Werde gerade in diesem Bereich gekürzt, nehme man den Trägern außerdem eine weitere Möglichkeit, Nachwuchskräfte zu rekrutieren und so den Fachkräftemangel zumindest etwas zu kompensieren, so Fateh weiter, der die gesamte Entwicklung „nicht nachvollziehbar“ nennt. Deshalb habe man die Bundestagsabgeordneten im Kreis Wesel angeschrieben, um die Meinung in Berlin zu ändern, sagt der Geschäftsführer des Paritätischen.

In der Hauptstadt wird der Freiwilligendienst ohnehin noch einmal Thema werden, dank einer Petition mit dem Titel „Freiwilligendienst stärken!“, die mittlerweile mehr als 100.000 Menschen unterschrieben haben. „Dies macht die große gesellschaftliche Erwartung deutlich, dass Freiwilligendienste eine Stärkung statt einer Mittelkürzung erfahren müssen“, schreibt der Kreissportbund.

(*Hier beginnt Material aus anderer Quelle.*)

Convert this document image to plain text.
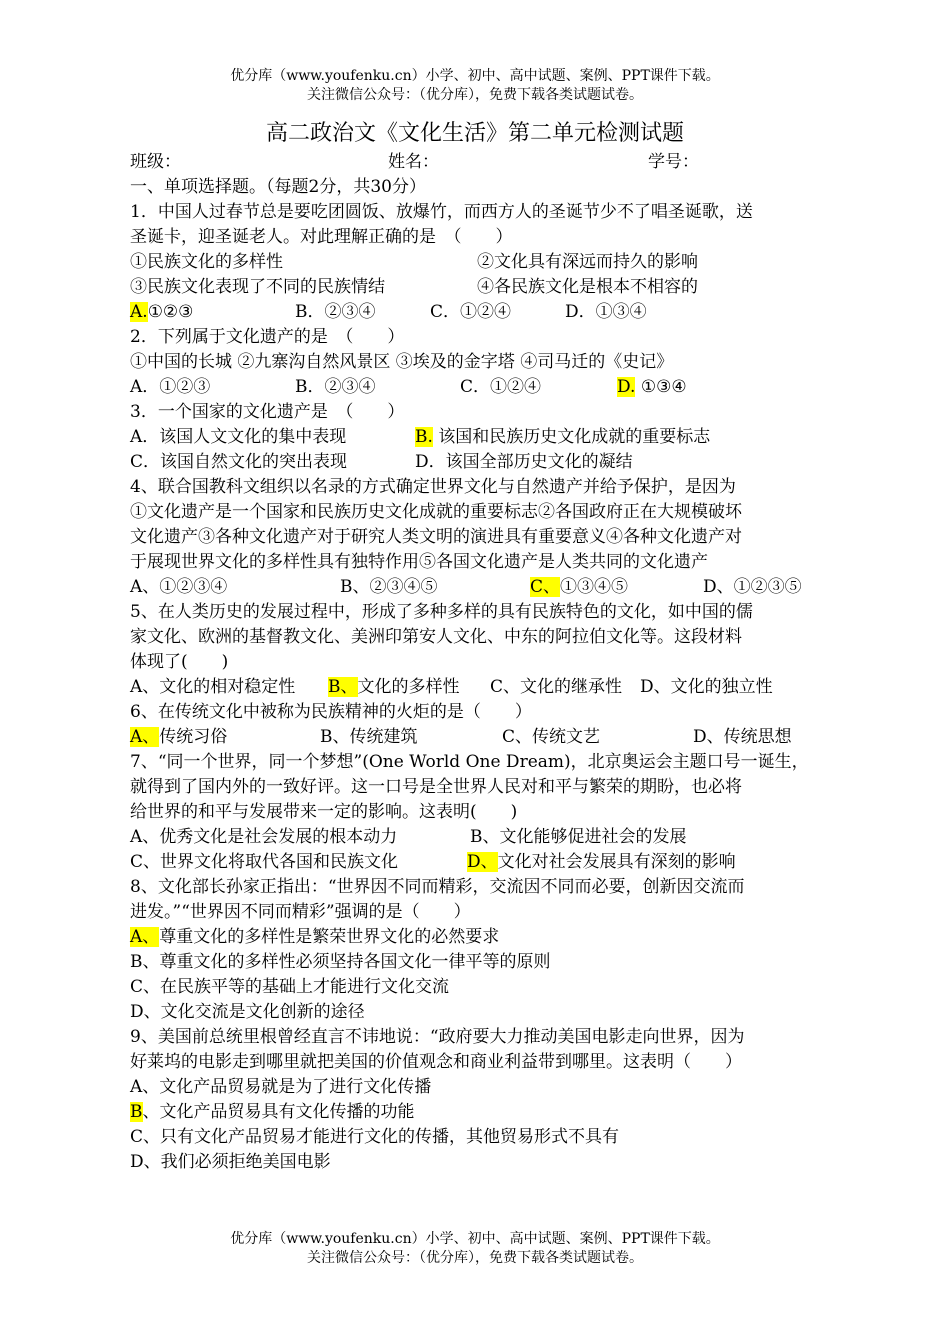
优分库（www.youfenku.cn）小学、初中、高中试题、案例、PPT课件下载。
关注微信公众号：（优分库），免费下载各类试题试卷。
高二政治文《文化生活》第二单元检测试题
班级：	姓名：	学号：
一、单项选择题。（每题2分，共30分）
1．中国人过春节总是要吃团圆饭、放爆竹，而西方人的圣诞节少不了唱圣诞歌，送
圣诞卡，迎圣诞老人。对此理解正确的是　（　　）
①民族文化的多样性	②文化具有深远而持久的影响
③民族文化表现了不同的民族情结	④各民族文化是根本不相容的
A.①②③	B．②③④	C．①②④	D．①③④
2．下列属于文化遗产的是　（　　）
①中国的长城 ②九寨沟自然风景区 ③埃及的金字塔 ④司马迁的《史记》
A．①②③	B．②③④	C．①②④	D. ①③④
3．一个国家的文化遗产是　（　　）
A．该国人文文化的集中表现	B. 该国和民族历史文化成就的重要标志
C．该国自然文化的突出表现	D．该国全部历史文化的凝结
4、联合国教科文组织以名录的方式确定世界文化与自然遗产并给予保护，是因为
①文化遗产是一个国家和民族历史文化成就的重要标志②各国政府正在大规模破坏
文化遗产③各种文化遗产对于研究人类文明的演进具有重要意义④各种文化遗产对
于展现世界文化的多样性具有独特作用⑤各国文化遗产是人类共同的文化遗产
A、①②③④	B、②③④⑤	C、①③④⑤	D、①②③⑤
5、在人类历史的发展过程中，形成了多种多样的具有民族特色的文化，如中国的儒
家文化、欧洲的基督教文化、美洲印第安人文化、中东的阿拉伯文化等。这段材料
体现了(　　)
A、文化的相对稳定性 B、文化的多样性 C、文化的继承性 D、文化的独立性
6、在传统文化中被称为民族精神的火炬的是（　　）
A、传统习俗	B、传统建筑	C、传统文艺	D、传统思想
7、“同一个世界，同一个梦想”(One World One Dream)，北京奥运会主题口号一诞生，
就得到了国内外的一致好评。这一口号是全世界人民对和平与繁荣的期盼，也必将
给世界的和平与发展带来一定的影响。这表明(　　)
A、优秀文化是社会发展的根本动力	B、文化能够促进社会的发展
C、世界文化将取代各国和民族文化	D、文化对社会发展具有深刻的影响
8、文化部长孙家正指出：“世界因不同而精彩，交流因不同而必要，创新因交流而
进发。”“世界因不同而精彩”强调的是（　　）
A、尊重文化的多样性是繁荣世界文化的必然要求
B、尊重文化的多样性必须坚持各国文化一律平等的原则
C、在民族平等的基础上才能进行文化交流
D、文化交流是文化创新的途径
9、美国前总统里根曾经直言不讳地说：“政府要大力推动美国电影走向世界，因为
好莱坞的电影走到哪里就把美国的价值观念和商业利益带到哪里。这表明（　　）
A、文化产品贸易就是为了进行文化传播
B、文化产品贸易具有文化传播的功能
C、只有文化产品贸易才能进行文化的传播，其他贸易形式不具有
D、我们必须拒绝美国电影
优分库（www.youfenku.cn）小学、初中、高中试题、案例、PPT课件下载。
关注微信公众号：（优分库），免费下载各类试题试卷。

>>>Kürzungen sind schlecht für das soziale Gefüge<<<
Generell sei die Aufstellung des Bundeshaushaltes schlecht für das soziale Gefüge, sagt Andreas Fateh. Die Freiwilligendienste seien schließlich nicht die einzige Positionen im Sozialbereich, die gekürzt werden sollen. So sollen die Mittel für die Jobcenter und für die Migrationsberatung gekürzt werden. „Wir leben aktuell in einer krisenbehafteten Zeit, die dazu führt, dass ohnehin problembehaftete Menschen noch größere Probleme bekommen“, sagt Andreas Fateh. Wenn jetzt noch mehr gekürzt werde, „führt das in bestimmten Gesellschaftsbereichen zu noch größerem Druck“.